In the absence of an explanation, theories abounded. “The machines turned off,” traditional brokers reported. “A single, mammoth volatility trade was unwound,” others said. In fact, it took five federal agencies nine months to analyze the data and issue a Joint Staff Report that concluded there was no single cause of the volatility. The agencies found that, during the flash rally, PTFs accounted for more than 70 percent of trading in inter-dealer markets, and there was a higher incidence of order-stuffing at the open (whereby multiple orders are placed and then canceled). There was also more self-trading than usual (whereby one firm trades with itself). Notably, the machines never turned off. Many kept making money.

Perhaps more troubling than the events described was the better part of a year that federal agencies needed to gather and analyze the data (and, even then, just a limited sample).
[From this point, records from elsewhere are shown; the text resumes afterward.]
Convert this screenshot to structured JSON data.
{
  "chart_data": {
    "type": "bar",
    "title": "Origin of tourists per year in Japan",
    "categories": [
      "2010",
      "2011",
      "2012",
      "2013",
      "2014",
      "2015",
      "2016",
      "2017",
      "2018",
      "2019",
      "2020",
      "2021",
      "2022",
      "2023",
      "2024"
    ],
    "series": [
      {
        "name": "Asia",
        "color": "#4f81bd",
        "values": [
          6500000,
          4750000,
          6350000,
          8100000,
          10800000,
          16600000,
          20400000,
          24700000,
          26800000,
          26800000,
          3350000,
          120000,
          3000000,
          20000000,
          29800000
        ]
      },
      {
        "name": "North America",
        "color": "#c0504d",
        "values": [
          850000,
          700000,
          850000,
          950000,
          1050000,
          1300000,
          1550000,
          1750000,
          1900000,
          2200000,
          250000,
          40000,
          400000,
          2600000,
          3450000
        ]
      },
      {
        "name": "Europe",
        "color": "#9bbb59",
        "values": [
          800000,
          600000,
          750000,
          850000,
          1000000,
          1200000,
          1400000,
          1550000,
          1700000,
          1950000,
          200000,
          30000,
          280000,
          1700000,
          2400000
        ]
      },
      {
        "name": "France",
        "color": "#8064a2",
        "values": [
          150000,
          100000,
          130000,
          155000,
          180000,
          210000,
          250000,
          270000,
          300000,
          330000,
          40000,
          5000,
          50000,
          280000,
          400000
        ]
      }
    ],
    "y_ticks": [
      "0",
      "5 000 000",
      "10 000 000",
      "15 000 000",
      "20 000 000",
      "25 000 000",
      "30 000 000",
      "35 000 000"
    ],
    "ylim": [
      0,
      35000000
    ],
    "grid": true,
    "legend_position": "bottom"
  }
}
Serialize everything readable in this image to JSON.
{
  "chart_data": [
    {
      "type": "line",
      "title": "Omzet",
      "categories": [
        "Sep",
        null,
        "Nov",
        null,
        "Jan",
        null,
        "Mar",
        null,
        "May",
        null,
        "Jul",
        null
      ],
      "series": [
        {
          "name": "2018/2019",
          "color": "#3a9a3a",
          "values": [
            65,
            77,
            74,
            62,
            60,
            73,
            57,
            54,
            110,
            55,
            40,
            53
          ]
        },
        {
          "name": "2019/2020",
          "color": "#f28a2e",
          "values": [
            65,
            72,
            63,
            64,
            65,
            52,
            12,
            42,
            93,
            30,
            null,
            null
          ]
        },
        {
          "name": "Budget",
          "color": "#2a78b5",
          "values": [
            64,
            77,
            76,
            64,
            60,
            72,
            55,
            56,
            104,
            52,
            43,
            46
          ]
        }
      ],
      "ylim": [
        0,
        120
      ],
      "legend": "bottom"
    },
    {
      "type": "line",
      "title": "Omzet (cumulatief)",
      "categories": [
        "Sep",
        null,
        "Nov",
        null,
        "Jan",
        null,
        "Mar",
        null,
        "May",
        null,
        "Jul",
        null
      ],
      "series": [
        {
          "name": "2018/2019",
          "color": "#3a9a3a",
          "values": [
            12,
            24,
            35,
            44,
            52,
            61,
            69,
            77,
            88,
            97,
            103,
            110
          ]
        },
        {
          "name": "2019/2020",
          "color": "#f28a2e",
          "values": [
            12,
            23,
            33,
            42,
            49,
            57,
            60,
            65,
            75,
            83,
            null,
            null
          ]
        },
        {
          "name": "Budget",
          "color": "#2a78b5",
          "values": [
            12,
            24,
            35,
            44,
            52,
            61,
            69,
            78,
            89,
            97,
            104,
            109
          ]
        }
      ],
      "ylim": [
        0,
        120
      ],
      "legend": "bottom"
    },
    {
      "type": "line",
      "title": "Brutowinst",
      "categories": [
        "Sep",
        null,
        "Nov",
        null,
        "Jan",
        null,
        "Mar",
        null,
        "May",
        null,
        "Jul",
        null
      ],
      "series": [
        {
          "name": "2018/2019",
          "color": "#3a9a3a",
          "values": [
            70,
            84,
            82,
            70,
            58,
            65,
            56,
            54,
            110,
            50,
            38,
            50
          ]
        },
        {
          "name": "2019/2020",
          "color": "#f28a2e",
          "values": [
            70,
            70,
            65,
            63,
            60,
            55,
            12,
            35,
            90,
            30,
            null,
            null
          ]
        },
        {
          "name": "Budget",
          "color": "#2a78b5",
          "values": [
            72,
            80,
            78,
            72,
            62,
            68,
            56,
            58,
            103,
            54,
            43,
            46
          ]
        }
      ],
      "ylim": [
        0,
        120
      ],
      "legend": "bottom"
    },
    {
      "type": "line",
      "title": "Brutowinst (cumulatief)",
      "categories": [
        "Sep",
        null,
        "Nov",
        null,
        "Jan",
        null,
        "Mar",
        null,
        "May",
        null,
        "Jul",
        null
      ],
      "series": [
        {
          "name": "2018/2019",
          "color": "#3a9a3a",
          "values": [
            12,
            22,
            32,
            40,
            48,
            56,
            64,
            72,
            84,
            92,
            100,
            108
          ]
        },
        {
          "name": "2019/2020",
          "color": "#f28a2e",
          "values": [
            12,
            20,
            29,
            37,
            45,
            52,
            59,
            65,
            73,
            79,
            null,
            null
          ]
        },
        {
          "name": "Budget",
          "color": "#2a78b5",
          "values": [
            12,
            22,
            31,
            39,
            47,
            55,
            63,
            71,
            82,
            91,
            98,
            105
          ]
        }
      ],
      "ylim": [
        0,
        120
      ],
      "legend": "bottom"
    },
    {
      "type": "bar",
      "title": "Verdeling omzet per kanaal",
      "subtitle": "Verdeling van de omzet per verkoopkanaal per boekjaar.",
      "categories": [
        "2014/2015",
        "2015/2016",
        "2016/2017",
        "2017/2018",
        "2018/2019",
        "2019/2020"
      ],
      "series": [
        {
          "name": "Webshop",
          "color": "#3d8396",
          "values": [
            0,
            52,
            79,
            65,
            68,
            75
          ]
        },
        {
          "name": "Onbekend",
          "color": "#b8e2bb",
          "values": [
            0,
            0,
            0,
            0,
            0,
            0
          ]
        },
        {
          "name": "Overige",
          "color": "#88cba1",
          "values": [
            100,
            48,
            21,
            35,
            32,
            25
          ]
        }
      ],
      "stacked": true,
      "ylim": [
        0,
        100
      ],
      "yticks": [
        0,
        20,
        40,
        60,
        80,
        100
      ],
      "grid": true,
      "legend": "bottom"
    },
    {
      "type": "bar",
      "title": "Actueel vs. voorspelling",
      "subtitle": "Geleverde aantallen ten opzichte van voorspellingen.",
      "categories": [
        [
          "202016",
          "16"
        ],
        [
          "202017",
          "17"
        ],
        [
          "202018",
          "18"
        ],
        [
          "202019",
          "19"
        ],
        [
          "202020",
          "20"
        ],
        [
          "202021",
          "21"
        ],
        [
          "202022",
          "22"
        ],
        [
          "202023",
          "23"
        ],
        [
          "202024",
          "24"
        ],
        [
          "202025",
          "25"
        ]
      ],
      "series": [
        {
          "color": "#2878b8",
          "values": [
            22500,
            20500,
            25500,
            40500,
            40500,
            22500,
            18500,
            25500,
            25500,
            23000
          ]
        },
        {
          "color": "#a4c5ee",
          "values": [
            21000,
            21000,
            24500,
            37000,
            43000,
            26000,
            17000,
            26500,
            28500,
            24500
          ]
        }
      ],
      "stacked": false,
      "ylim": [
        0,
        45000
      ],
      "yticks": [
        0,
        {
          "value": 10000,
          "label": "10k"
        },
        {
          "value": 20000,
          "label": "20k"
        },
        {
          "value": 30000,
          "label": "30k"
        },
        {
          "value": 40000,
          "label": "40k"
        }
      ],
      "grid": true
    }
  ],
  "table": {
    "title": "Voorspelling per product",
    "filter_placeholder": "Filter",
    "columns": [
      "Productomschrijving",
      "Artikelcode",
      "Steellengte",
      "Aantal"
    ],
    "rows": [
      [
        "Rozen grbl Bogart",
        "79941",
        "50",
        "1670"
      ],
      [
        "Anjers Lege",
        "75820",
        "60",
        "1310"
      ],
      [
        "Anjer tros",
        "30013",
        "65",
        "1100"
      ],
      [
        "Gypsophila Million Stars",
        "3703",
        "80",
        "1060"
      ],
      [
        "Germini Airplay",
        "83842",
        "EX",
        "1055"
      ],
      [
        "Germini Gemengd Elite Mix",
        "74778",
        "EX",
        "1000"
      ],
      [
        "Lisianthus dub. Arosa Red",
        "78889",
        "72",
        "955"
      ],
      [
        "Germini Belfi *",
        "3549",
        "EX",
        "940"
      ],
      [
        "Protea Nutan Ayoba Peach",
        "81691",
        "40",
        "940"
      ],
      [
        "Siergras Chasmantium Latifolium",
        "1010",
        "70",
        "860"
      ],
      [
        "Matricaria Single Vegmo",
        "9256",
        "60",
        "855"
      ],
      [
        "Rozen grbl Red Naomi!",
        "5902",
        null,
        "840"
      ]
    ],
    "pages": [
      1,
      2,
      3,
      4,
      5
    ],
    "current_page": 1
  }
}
Following the Joint Staff Report, the Treasury Department initiated its first exhaustive review of Treasury markets in decades and issued a request for information to the public. Two key findings of this review were the need to provide appropriate oversight of all entities transacting in Treasuries and to ensure official sector access to data. Respondents to the request for information were nearly unanimous in calling for the official sector to have complete, real-time access to all transaction-level data.

Two years later, where do we stand?

Regulators now share the data they have in related Treasury markets, such as cash and futures. And last month, the Financial Industry Regulatory Authority launched the reporting of Treasury transactions by its member firms to Trace, its Trade Reporting and Compliance Engine. This important step will allow Finra to monitor markets and apply its own algorithms to detect prohibited activity.
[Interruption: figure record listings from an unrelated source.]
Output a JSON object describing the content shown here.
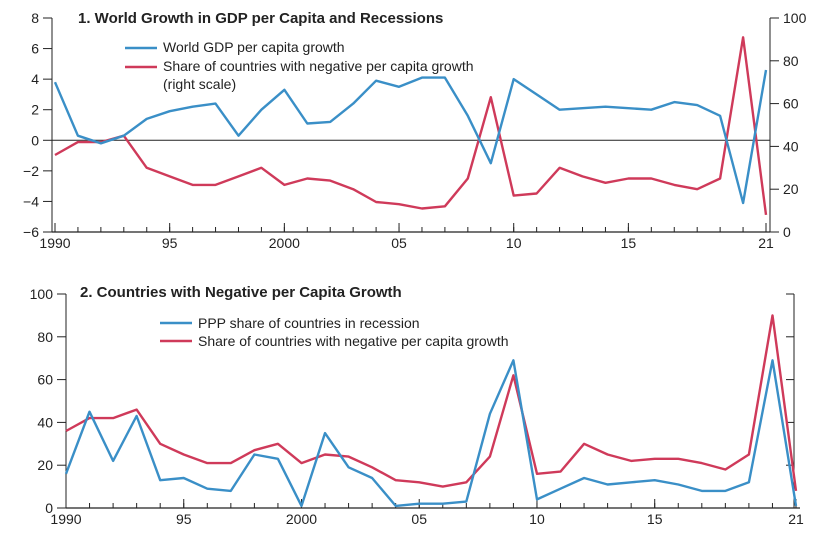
{
  "colors": {
    "blue": "#3a8fc7",
    "red": "#cf3a5a",
    "axis": "#222222"
  },
  "chart_data": [
    {
      "type": "line",
      "title": "1. World Growth in GDP per Capita and Recessions",
      "x_tick_labels": [
        "1990",
        "95",
        "2000",
        "05",
        "10",
        "15",
        "21"
      ],
      "x_tick_years": [
        1990,
        1995,
        2000,
        2005,
        2010,
        2015,
        2021
      ],
      "xlim": [
        1990,
        2021
      ],
      "ylim_left": [
        -6,
        8
      ],
      "y_ticks_left": [
        8,
        6,
        4,
        2,
        0,
        -2,
        -4,
        -6
      ],
      "y_tick_labels_left": [
        "8",
        "6",
        "4",
        "2",
        "0",
        "−2",
        "−4",
        "−6"
      ],
      "ylim_right": [
        0,
        100
      ],
      "y_ticks_right": [
        100,
        80,
        60,
        40,
        20,
        0
      ],
      "y_tick_labels_right": [
        "100",
        "80",
        "60",
        "40",
        "20",
        "0"
      ],
      "zero_line": 0,
      "x": [
        1990,
        1991,
        1992,
        1993,
        1994,
        1995,
        1996,
        1997,
        1998,
        1999,
        2000,
        2001,
        2002,
        2003,
        2004,
        2005,
        2006,
        2007,
        2008,
        2009,
        2010,
        2011,
        2012,
        2013,
        2014,
        2015,
        2016,
        2017,
        2018,
        2019,
        2020,
        2021
      ],
      "series": [
        {
          "name": "World GDP per capita growth",
          "legend_label": "World GDP per capita growth",
          "axis": "left",
          "color": "blue",
          "values": [
            3.8,
            0.3,
            -0.2,
            0.3,
            1.4,
            1.9,
            2.2,
            2.4,
            0.3,
            2.0,
            3.3,
            1.1,
            1.2,
            2.4,
            3.9,
            3.5,
            4.1,
            4.1,
            1.6,
            -1.5,
            4.0,
            3.0,
            2.0,
            2.1,
            2.2,
            2.1,
            2.0,
            2.5,
            2.3,
            1.6,
            -4.1,
            4.6
          ]
        },
        {
          "name": "Share of countries with negative per capita growth",
          "legend_label": "Share of countries with negative per capita growth",
          "legend_label_2": "(right scale)",
          "axis": "right",
          "color": "red",
          "values": [
            36,
            42,
            42,
            45,
            30,
            26,
            22,
            22,
            26,
            30,
            22,
            25,
            24,
            20,
            14,
            13,
            11,
            12,
            25,
            63,
            17,
            18,
            30,
            26,
            23,
            25,
            25,
            22,
            20,
            25,
            91,
            8
          ]
        }
      ]
    },
    {
      "type": "line",
      "title": "2. Countries with Negative per Capita Growth",
      "x_tick_labels": [
        "1990",
        "95",
        "2000",
        "05",
        "10",
        "15",
        "21"
      ],
      "x_tick_years": [
        1990,
        1995,
        2000,
        2005,
        2010,
        2015,
        2021
      ],
      "xlim": [
        1990,
        2021
      ],
      "ylim": [
        0,
        100
      ],
      "y_ticks": [
        100,
        80,
        60,
        40,
        20,
        0
      ],
      "y_tick_labels": [
        "100",
        "80",
        "60",
        "40",
        "20",
        "0"
      ],
      "x": [
        1990,
        1991,
        1992,
        1993,
        1994,
        1995,
        1996,
        1997,
        1998,
        1999,
        2000,
        2001,
        2002,
        2003,
        2004,
        2005,
        2006,
        2007,
        2008,
        2009,
        2010,
        2011,
        2012,
        2013,
        2014,
        2015,
        2016,
        2017,
        2018,
        2019,
        2020,
        2021
      ],
      "series": [
        {
          "name": "Share of countries with negative per capita growth",
          "legend_label": "Share of countries with negative per capita growth",
          "color": "red",
          "values": [
            36,
            42,
            42,
            46,
            30,
            25,
            21,
            21,
            27,
            30,
            21,
            25,
            24,
            19,
            13,
            12,
            10,
            12,
            24,
            62,
            16,
            17,
            30,
            25,
            22,
            23,
            23,
            21,
            18,
            25,
            90,
            8
          ]
        },
        {
          "name": "PPP share of countries in recession",
          "legend_label": "PPP share of countries in recession",
          "color": "blue",
          "values": [
            16,
            45,
            22,
            43,
            13,
            14,
            9,
            8,
            25,
            23,
            1,
            35,
            19,
            14,
            1,
            2,
            2,
            3,
            44,
            69,
            4,
            9,
            14,
            11,
            12,
            13,
            11,
            8,
            8,
            12,
            69,
            1
          ]
        }
      ]
    }
  ]
}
However, there remains substantial unfinished business:

  1. The SEC must close the archaic loophole that allows PTFs to avoid oversight and reporting requirements. Firms that transact solely in government securities are today not required to register as broker-dealers or report their trades to Trace, which prevents Finra from monitoring a significant portion of the market.
  2. The Federal Reserve must ensure that bank-dealers report to Trace, as initially indicated in October of last year.
  3. Government agencies must ultimately decide whether to make Trace Treasury transaction data transparent and available to the public, as I have previously urged, and, if so, on what basis.
  4. The trading platforms themselves must be registered. The U.S. can no longer exempt Treasury trading platforms from basic regulatory standards designed to ensure market resilience, integrity and adequate operational risk controls.
  5. The Commodity Futures Trading Commission must move in tandem to address operational risks in algorithmic trading in the futures market, which is inextricably linked to cash Treasuries.

To be sure, market participants and regulators face other significant tasks. They must, for instance, re-examine clearing and settlement of Treasury transactions in a high-speed world, such as whether PTF Treasury traders should clear through the Fixed Income Clearing Corporation, just as broker-dealers do today. But the first step is to ensure access to data and appropriate oversight of all entities that transact in Treasuries.
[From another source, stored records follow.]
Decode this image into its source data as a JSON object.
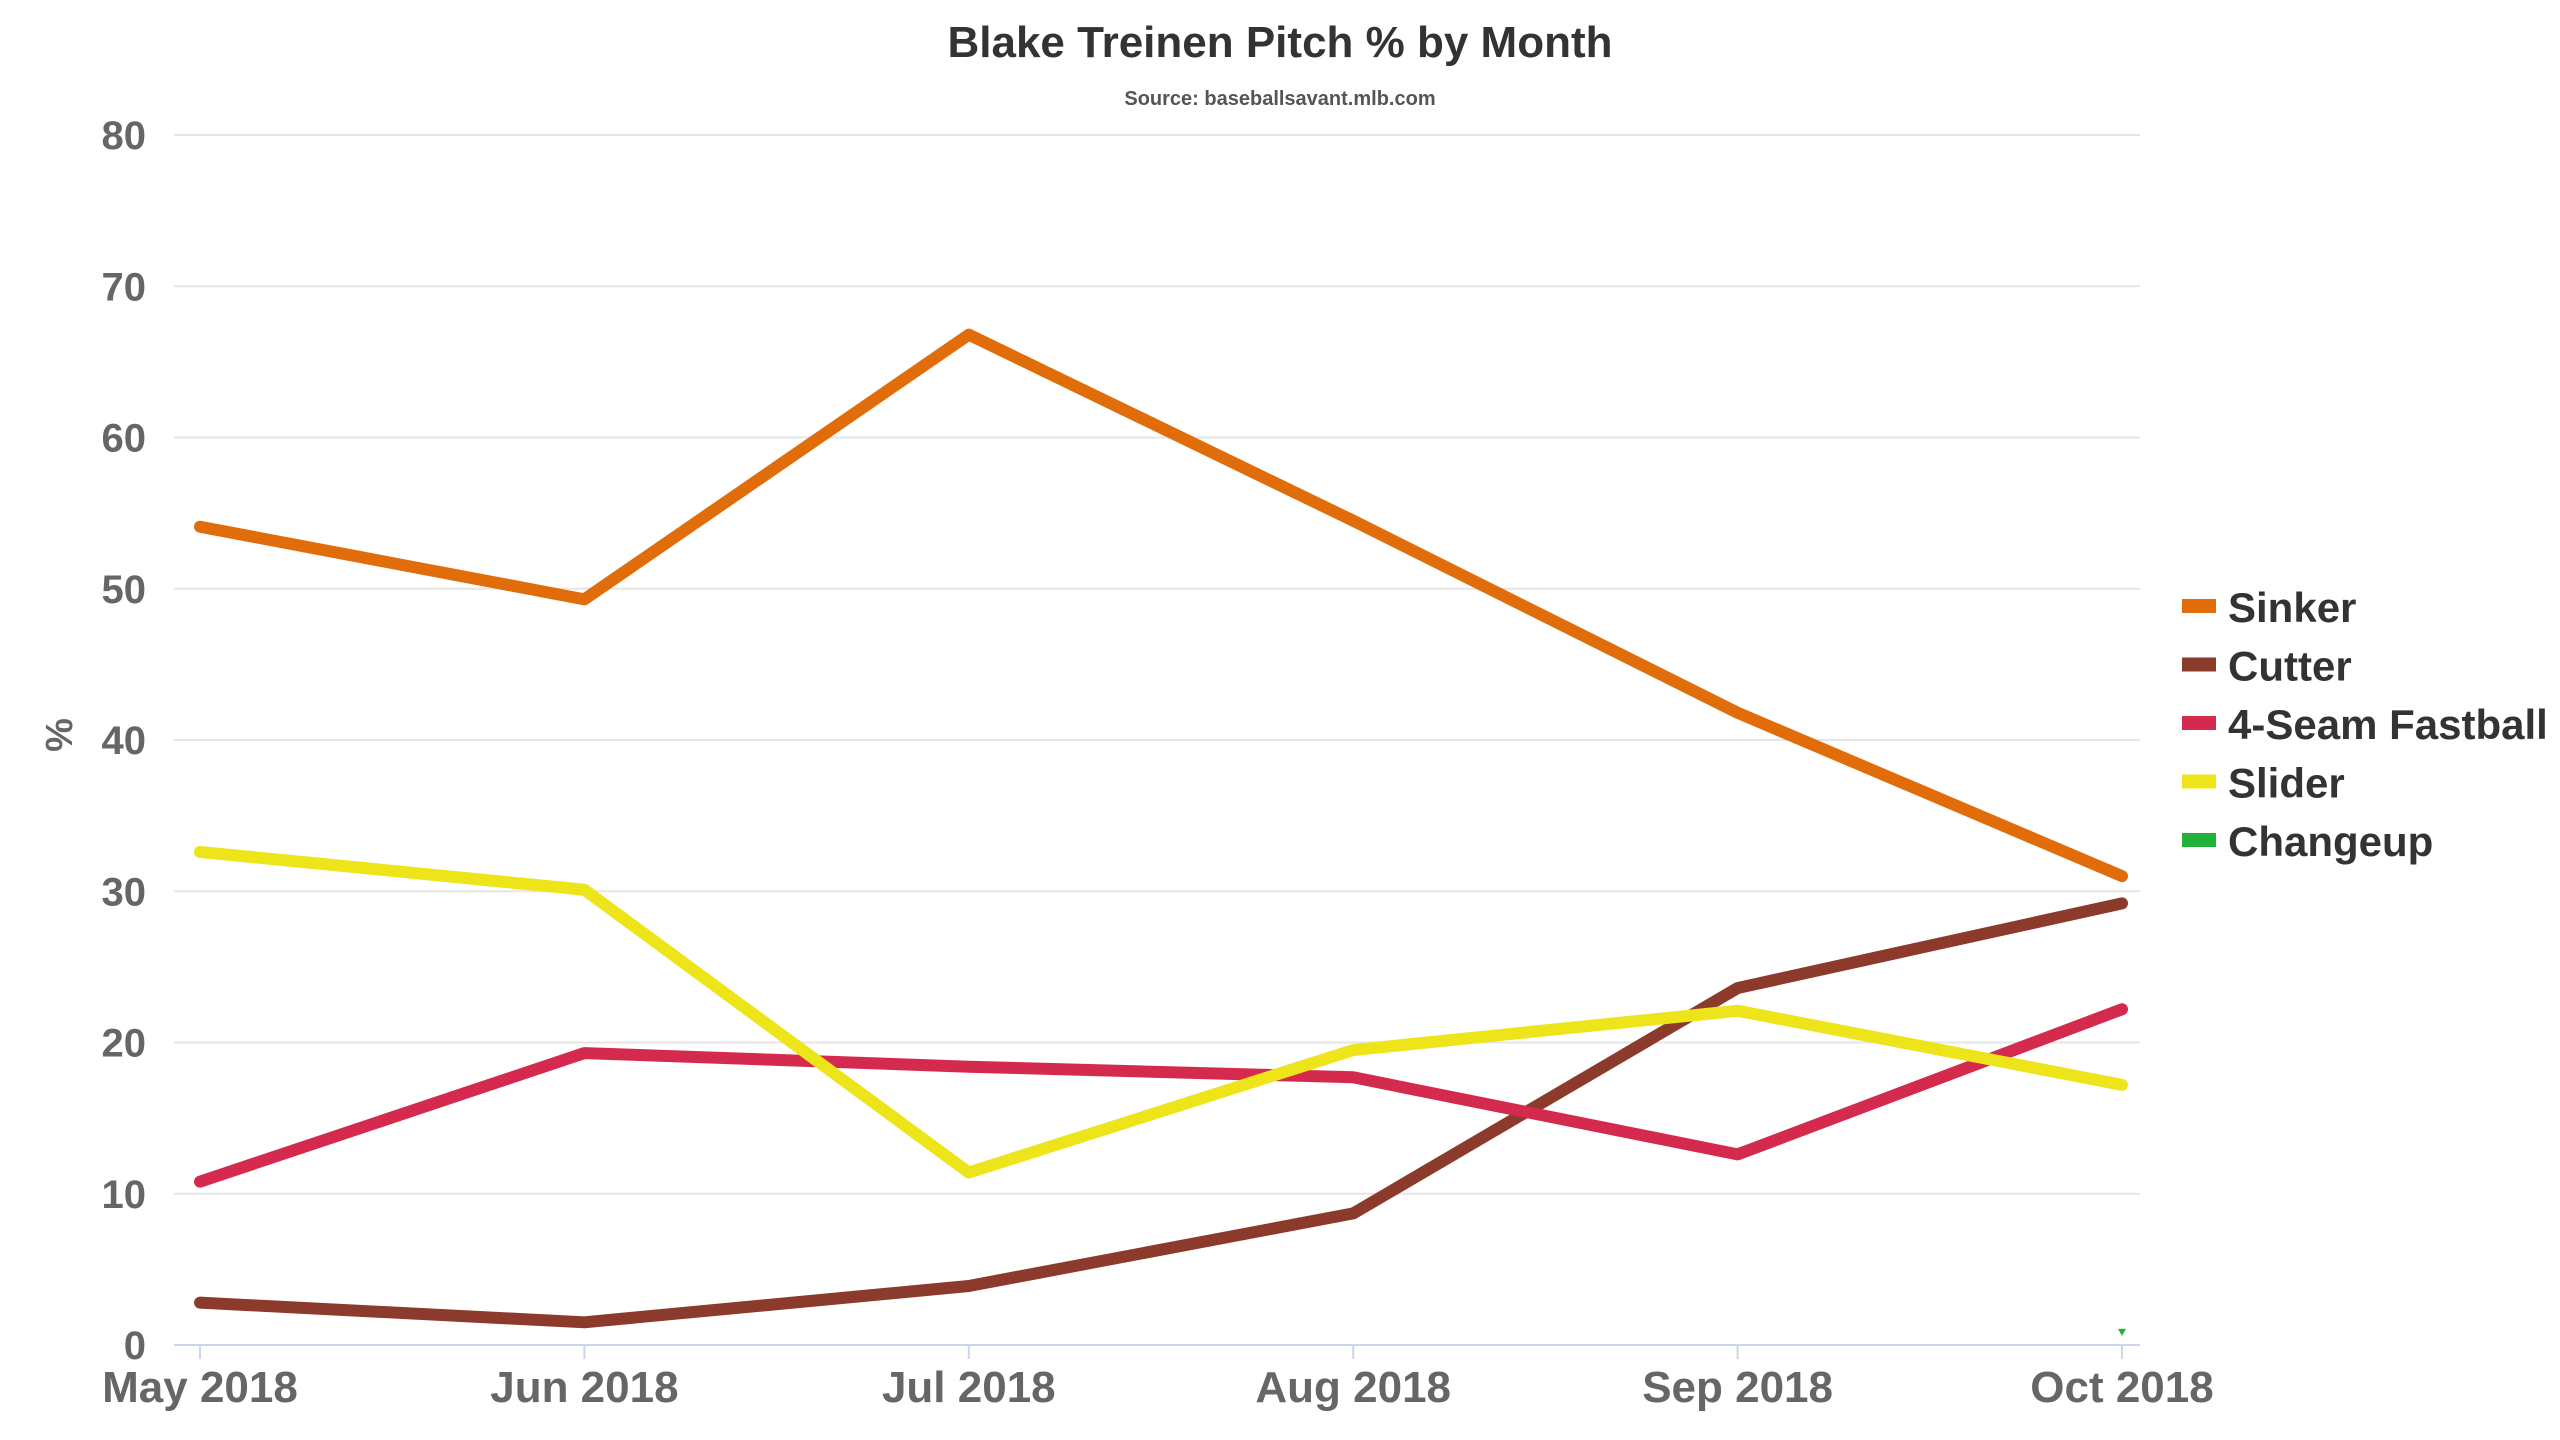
{
  "chart_data": {
    "type": "line",
    "title": "Blake Treinen Pitch % by Month",
    "subtitle": "Source: baseballsavant.mlb.com",
    "ylabel": "%",
    "xlabel": "",
    "ylim": [
      0,
      80
    ],
    "yticks": [
      "0",
      "10",
      "20",
      "30",
      "40",
      "50",
      "60",
      "70",
      "80"
    ],
    "categories": [
      "May 2018",
      "Jun 2018",
      "Jul 2018",
      "Aug 2018",
      "Sep 2018",
      "Oct 2018"
    ],
    "grid": true,
    "legend_position": "right",
    "series": [
      {
        "name": "Sinker",
        "color": "#e06c0a",
        "values": [
          54.1,
          49.3,
          66.8,
          54.5,
          41.8,
          31.0
        ]
      },
      {
        "name": "Cutter",
        "color": "#8b3a2b",
        "values": [
          2.8,
          1.5,
          3.9,
          8.7,
          23.6,
          29.2
        ]
      },
      {
        "name": "4-Seam Fastball",
        "color": "#d42a4d",
        "values": [
          10.8,
          19.3,
          18.4,
          17.7,
          12.6,
          22.2
        ]
      },
      {
        "name": "Slider",
        "color": "#ede41a",
        "values": [
          32.6,
          30.1,
          11.4,
          19.5,
          22.1,
          17.2
        ]
      },
      {
        "name": "Changeup",
        "color": "#22b13a",
        "values": [
          null,
          null,
          null,
          null,
          null,
          0.8
        ]
      }
    ]
  }
}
Importantly, none of these actions requires action by Congress. They are all administrative or regulatory in nature. They are fundamentally nonpartisan. Moreover, senior officials from the Federal Reserve Board, the Federal Reserve of New York, the SEC and the CFTC have all voiced support for the measures. The regulatory community must now finish the job. Confidence in the world’s deepest and most liquid market is at stake -- a matter that affects us all. 

This column does not necessarily reflect the opinion of the editorial board or Bloomberg LP and its owners.

Antonio Weiss, a senior fellow at the Harvard Kennedy School’s Mossavar-Rahmani Center for Business and Government, served as counselor to the secretary of the Treasury until January 2017.